From 1926 until her death Clark’s widow shared an apartment with H.P. Lovecraft at 10 Barnes Street, at the rear of Brown University. The rent was very low, and it may have only been possible to acquire the rooms because her husband had been a graduate of Brown.


In addition to his classical translations, Clark was also the author of many scientific and medical papers. He wrote at least one foreword to a catalogue of the Providence Art Club, and the novel ”Susan’s Obituary : Sketches of New England life” (Moshassuck Press, 1996).
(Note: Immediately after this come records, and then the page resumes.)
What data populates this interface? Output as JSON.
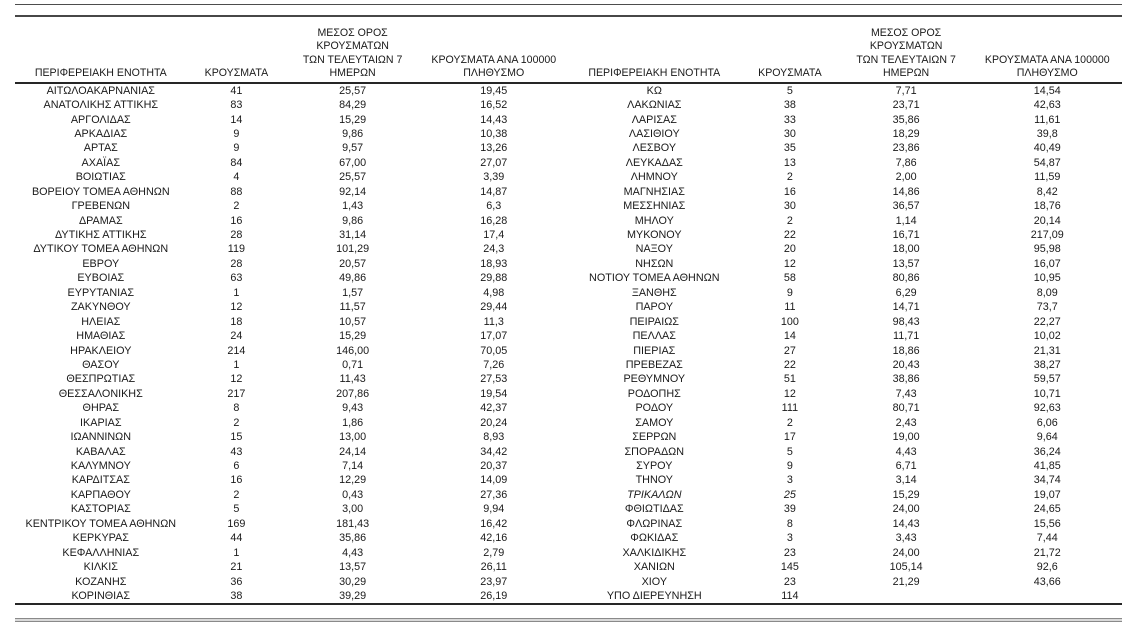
{
  "columns": {
    "region": "ΠΕΡΙΦΕΡΕΙΑΚΗ ΕΝΟΤΗΤΑ",
    "cases": "ΚΡΟΥΣΜΑΤΑ",
    "avg7_line1": "ΜΕΣΟΣ ΟΡΟΣ ΚΡΟΥΣΜΑΤΩΝ",
    "avg7_line2": "ΤΩΝ ΤΕΛΕΥΤΑΙΩΝ 7",
    "avg7_line3": "ΗΜΕΡΩΝ",
    "per100k_line1": "ΚΡΟΥΣΜΑΤΑ ΑΝΑ 100000",
    "per100k_line2": "ΠΛΗΘΥΣΜΟ"
  },
  "tables": {
    "left": {
      "rows": [
        [
          "ΑΙΤΩΛΟΑΚΑΡΝΑΝΙΑΣ",
          "41",
          "25,57",
          "19,45"
        ],
        [
          "ΑΝΑΤΟΛΙΚΗΣ ΑΤΤΙΚΗΣ",
          "83",
          "84,29",
          "16,52"
        ],
        [
          "ΑΡΓΟΛΙΔΑΣ",
          "14",
          "15,29",
          "14,43"
        ],
        [
          "ΑΡΚΑΔΙΑΣ",
          "9",
          "9,86",
          "10,38"
        ],
        [
          "ΑΡΤΑΣ",
          "9",
          "9,57",
          "13,26"
        ],
        [
          "ΑΧΑΪΑΣ",
          "84",
          "67,00",
          "27,07"
        ],
        [
          "ΒΟΙΩΤΙΑΣ",
          "4",
          "25,57",
          "3,39"
        ],
        [
          "ΒΟΡΕΙΟΥ ΤΟΜΕΑ ΑΘΗΝΩΝ",
          "88",
          "92,14",
          "14,87"
        ],
        [
          "ΓΡΕΒΕΝΩΝ",
          "2",
          "1,43",
          "6,3"
        ],
        [
          "ΔΡΑΜΑΣ",
          "16",
          "9,86",
          "16,28"
        ],
        [
          "ΔΥΤΙΚΗΣ ΑΤΤΙΚΗΣ",
          "28",
          "31,14",
          "17,4"
        ],
        [
          "ΔΥΤΙΚΟΥ ΤΟΜΕΑ ΑΘΗΝΩΝ",
          "119",
          "101,29",
          "24,3"
        ],
        [
          "ΕΒΡΟΥ",
          "28",
          "20,57",
          "18,93"
        ],
        [
          "ΕΥΒΟΙΑΣ",
          "63",
          "49,86",
          "29,88"
        ],
        [
          "ΕΥΡΥΤΑΝΙΑΣ",
          "1",
          "1,57",
          "4,98"
        ],
        [
          "ΖΑΚΥΝΘΟΥ",
          "12",
          "11,57",
          "29,44"
        ],
        [
          "ΗΛΕΙΑΣ",
          "18",
          "10,57",
          "11,3"
        ],
        [
          "ΗΜΑΘΙΑΣ",
          "24",
          "15,29",
          "17,07"
        ],
        [
          "ΗΡΑΚΛΕΙΟΥ",
          "214",
          "146,00",
          "70,05"
        ],
        [
          "ΘΑΣΟΥ",
          "1",
          "0,71",
          "7,26"
        ],
        [
          "ΘΕΣΠΡΩΤΙΑΣ",
          "12",
          "11,43",
          "27,53"
        ],
        [
          "ΘΕΣΣΑΛΟΝΙΚΗΣ",
          "217",
          "207,86",
          "19,54"
        ],
        [
          "ΘΗΡΑΣ",
          "8",
          "9,43",
          "42,37"
        ],
        [
          "ΙΚΑΡΙΑΣ",
          "2",
          "1,86",
          "20,24"
        ],
        [
          "ΙΩΑΝΝΙΝΩΝ",
          "15",
          "13,00",
          "8,93"
        ],
        [
          "ΚΑΒΑΛΑΣ",
          "43",
          "24,14",
          "34,42"
        ],
        [
          "ΚΑΛΥΜΝΟΥ",
          "6",
          "7,14",
          "20,37"
        ],
        [
          "ΚΑΡΔΙΤΣΑΣ",
          "16",
          "12,29",
          "14,09"
        ],
        [
          "ΚΑΡΠΑΘΟΥ",
          "2",
          "0,43",
          "27,36"
        ],
        [
          "ΚΑΣΤΟΡΙΑΣ",
          "5",
          "3,00",
          "9,94"
        ],
        [
          "ΚΕΝΤΡΙΚΟΥ ΤΟΜΕΑ ΑΘΗΝΩΝ",
          "169",
          "181,43",
          "16,42"
        ],
        [
          "ΚΕΡΚΥΡΑΣ",
          "44",
          "35,86",
          "42,16"
        ],
        [
          "ΚΕΦΑΛΛΗΝΙΑΣ",
          "1",
          "4,43",
          "2,79"
        ],
        [
          "ΚΙΛΚΙΣ",
          "21",
          "13,57",
          "26,11"
        ],
        [
          "ΚΟΖΑΝΗΣ",
          "36",
          "30,29",
          "23,97"
        ],
        [
          "ΚΟΡΙΝΘΙΑΣ",
          "38",
          "39,29",
          "26,19"
        ]
      ],
      "italic": null
    },
    "right": {
      "rows": [
        [
          "ΚΩ",
          "5",
          "7,71",
          "14,54"
        ],
        [
          "ΛΑΚΩΝΙΑΣ",
          "38",
          "23,71",
          "42,63"
        ],
        [
          "ΛΑΡΙΣΑΣ",
          "33",
          "35,86",
          "11,61"
        ],
        [
          "ΛΑΣΙΘΙΟΥ",
          "30",
          "18,29",
          "39,8"
        ],
        [
          "ΛΕΣΒΟΥ",
          "35",
          "23,86",
          "40,49"
        ],
        [
          "ΛΕΥΚΑΔΑΣ",
          "13",
          "7,86",
          "54,87"
        ],
        [
          "ΛΗΜΝΟΥ",
          "2",
          "2,00",
          "11,59"
        ],
        [
          "ΜΑΓΝΗΣΙΑΣ",
          "16",
          "14,86",
          "8,42"
        ],
        [
          "ΜΕΣΣΗΝΙΑΣ",
          "30",
          "36,57",
          "18,76"
        ],
        [
          "ΜΗΛΟΥ",
          "2",
          "1,14",
          "20,14"
        ],
        [
          "ΜΥΚΟΝΟΥ",
          "22",
          "16,71",
          "217,09"
        ],
        [
          "ΝΑΞΟΥ",
          "20",
          "18,00",
          "95,98"
        ],
        [
          "ΝΗΣΩΝ",
          "12",
          "13,57",
          "16,07"
        ],
        [
          "ΝΟΤΙΟΥ ΤΟΜΕΑ ΑΘΗΝΩΝ",
          "58",
          "80,86",
          "10,95"
        ],
        [
          "ΞΑΝΘΗΣ",
          "9",
          "6,29",
          "8,09"
        ],
        [
          "ΠΑΡΟΥ",
          "11",
          "14,71",
          "73,7"
        ],
        [
          "ΠΕΙΡΑΙΩΣ",
          "100",
          "98,43",
          "22,27"
        ],
        [
          "ΠΕΛΛΑΣ",
          "14",
          "11,71",
          "10,02"
        ],
        [
          "ΠΙΕΡΙΑΣ",
          "27",
          "18,86",
          "21,31"
        ],
        [
          "ΠΡΕΒΕΖΑΣ",
          "22",
          "20,43",
          "38,27"
        ],
        [
          "ΡΕΘΥΜΝΟΥ",
          "51",
          "38,86",
          "59,57"
        ],
        [
          "ΡΟΔΟΠΗΣ",
          "12",
          "7,43",
          "10,71"
        ],
        [
          "ΡΟΔΟΥ",
          "111",
          "80,71",
          "92,63"
        ],
        [
          "ΣΑΜΟΥ",
          "2",
          "2,43",
          "6,06"
        ],
        [
          "ΣΕΡΡΩΝ",
          "17",
          "19,00",
          "9,64"
        ],
        [
          "ΣΠΟΡΑΔΩΝ",
          "5",
          "4,43",
          "36,24"
        ],
        [
          "ΣΥΡΟΥ",
          "9",
          "6,71",
          "41,85"
        ],
        [
          "ΤΗΝΟΥ",
          "3",
          "3,14",
          "34,74"
        ],
        [
          "ΤΡΙΚΑΛΩΝ",
          "25",
          "15,29",
          "19,07"
        ],
        [
          "ΦΘΙΩΤΙΔΑΣ",
          "39",
          "24,00",
          "24,65"
        ],
        [
          "ΦΛΩΡΙΝΑΣ",
          "8",
          "14,43",
          "15,56"
        ],
        [
          "ΦΩΚΙΔΑΣ",
          "3",
          "3,43",
          "7,44"
        ],
        [
          "ΧΑΛΚΙΔΙΚΗΣ",
          "23",
          "24,00",
          "21,72"
        ],
        [
          "ΧΑΝΙΩΝ",
          "145",
          "105,14",
          "92,6"
        ],
        [
          "ΧΙΟΥ",
          "23",
          "21,29",
          "43,66"
        ],
        [
          "ΥΠΟ ΔΙΕΡΕΥΝΗΣΗ",
          "114",
          "",
          ""
        ]
      ],
      "italic": {
        "row": 28,
        "cols": [
          0,
          1
        ]
      }
    }
  }
}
Clark became a member of the Rhode Island Historical Society in 1907, and he wrote a number of papers on local history. His researches are said to have contributed greatly to knowledge of the Lovecraft family genealogy.

In relation to Lovecraft’s work, it is interesting to note that Clark wrote articles and papers on: undersea ‘sponge cities’ (“A Curious City”, 1878); hypnotism (n.d.); and the local history of the circus (“The Ring in Providence”, 1909).

Clark’s papers are now held by the Rhode Island Historical Society Manuscripts Division, and these include some unpublished historical papers.